2 HR 20 MIN
- 1/2 c Water
- 1/2 c Milk
- 6 oz Butter
- 1 Tbs Sugar
- 1/4 tsp Kosher Salt
- 1 c Flour
- 1 Egg
- 1/2 c Sugar
- 2 tsp Cinnamon
- 2 qts Canola Oil, for frying
- 4 oz 44 Farms Wildflower Honey
- 1 Cinnamon Stick
- 1 Tbs Water
- 2 Star Anises (whole)
- 1 piece Orange Rind (about 2 inches)
In a sauce pan, combine water, milk, butter, sugar and salt. Bring to a slight boil and turn down heat.
Add flour and stir with a wooden spoon for 4 minutes to dry out the dough.
Remove from heat and let cool down slightly.
Add egg and stir quickly into the dough (dough will still be a little warm, and you don’t want to cook/scramble the egg).
Once dough is completely mixed and smooth, place in the refrigerator to let cool completely, about 2 hours.
While dough is cooling, combine 44 Farms Wildflower Honey, water, cinnamon stick, star anise and orange peel together and bring to a simmer. Turn off heat and let sit until ready to serve churros.
Once dough is chilled, place in a piping bag with a half inch star tip.
Place enough oil in a large cast iron pot to fill to about two inches. Heat to 350º.

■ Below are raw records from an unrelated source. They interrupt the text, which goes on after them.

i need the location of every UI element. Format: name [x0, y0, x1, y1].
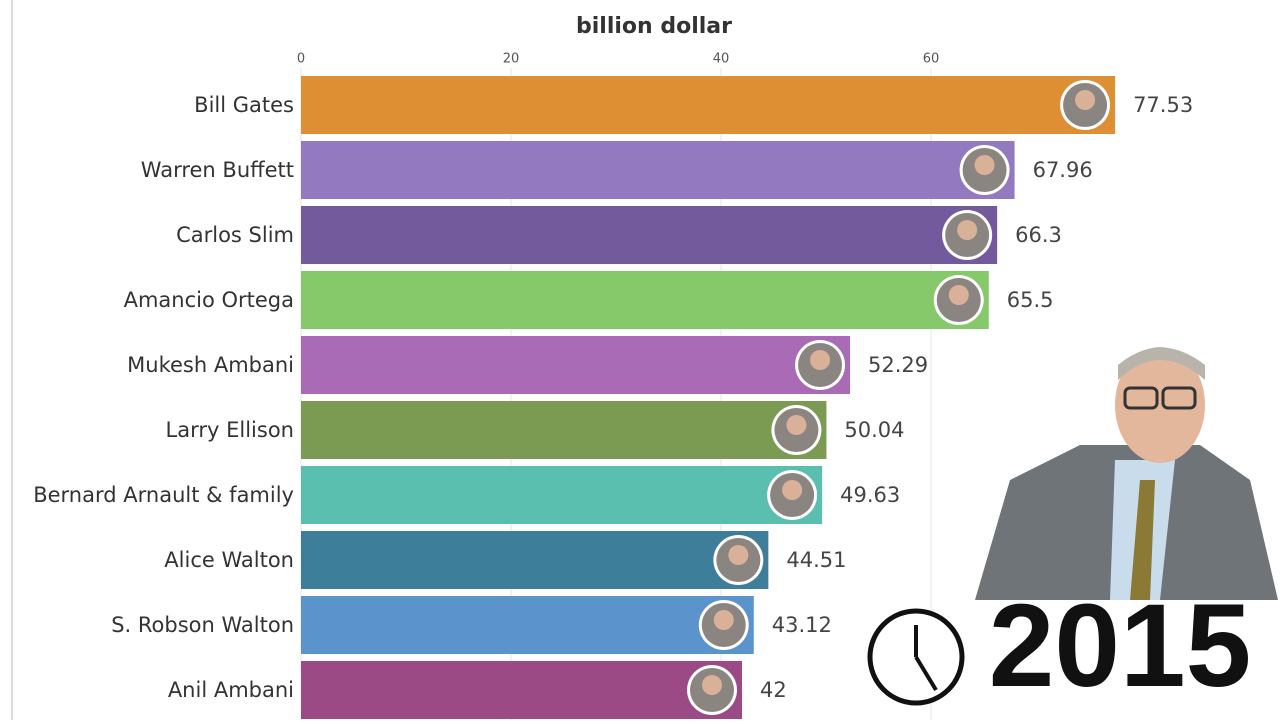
y-tick-label: Larry Ellison: [166, 418, 294, 442]
portrait: [975, 347, 1278, 600]
y-tick-label: S. Robson Walton: [111, 613, 294, 637]
y-tick-label: Alice Walton: [164, 548, 294, 572]
avatar-face: [957, 220, 978, 240]
x-tick-label: 60: [923, 52, 940, 67]
avatar-face: [713, 610, 734, 630]
y-tick-label: Bernard Arnault & family: [33, 483, 294, 507]
avatar-face: [974, 155, 995, 175]
y-tick-label: Bill Gates: [194, 93, 294, 117]
bar: [301, 206, 998, 264]
value-label: 65.5: [1007, 288, 1054, 312]
value-label: 52.29: [868, 353, 928, 377]
value-label: 77.53: [1133, 93, 1193, 117]
bar: [301, 531, 769, 589]
x-tick-label: 20: [503, 52, 520, 67]
value-label: 50.04: [844, 418, 904, 442]
y-tick-label: Mukesh Ambani: [127, 353, 294, 377]
bar: [301, 141, 1015, 199]
value-label: 44.51: [786, 548, 846, 572]
avatar-face: [702, 675, 722, 695]
chart-title: billion dollar: [576, 14, 732, 39]
bar: [301, 596, 754, 654]
value-label: 66.3: [1015, 223, 1062, 247]
value-label: 67.96: [1033, 158, 1093, 182]
value-label: 49.63: [840, 483, 900, 507]
bar: [301, 401, 827, 459]
avatar-face: [782, 480, 803, 500]
clock-icon: [867, 608, 965, 706]
bar: [301, 661, 742, 719]
y-tick-label: Carlos Slim: [176, 223, 294, 247]
bar: [301, 76, 1116, 134]
avatar-face: [810, 350, 831, 370]
year-label: 2015: [989, 580, 1252, 712]
avatar-face: [1075, 90, 1096, 110]
plot: 0 20 40 60 Bill Gates 77.53 Warren Buffett 67.9…: [33, 52, 1193, 720]
x-tick-label: 0: [297, 52, 305, 67]
bar: [301, 271, 989, 329]
value-label: 43.12: [772, 613, 832, 637]
y-tick-label: Anil Ambani: [168, 678, 294, 702]
x-tick-label: 40: [713, 52, 730, 67]
y-tick-label: Warren Buffett: [141, 158, 294, 182]
value-label: 42: [760, 678, 787, 702]
y-tick-label: Amancio Ortega: [124, 288, 294, 312]
bar: [301, 336, 851, 394]
avatar-face: [786, 415, 807, 435]
avatar-face: [948, 285, 969, 305]
bar: [301, 466, 823, 524]
avatar-face: [728, 545, 749, 565]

Meanwhile, mix together 1/2 c. sugar and cinnamon in a bowl.
Once oil is hot, begin piping 6-inch churro dough into the hot oil (you may only be able to do 4–5 at a time). Cook for 3–4 minutes, turning half way through frying. Place cooked churros on a paper towel to absorb any oil.
Toss churros in cinnamon sugar mixture and serve with honey dip.
Churro dough can be made up to 8 hours ahead of time before using. Serve cooked churros immediately after frying for best results.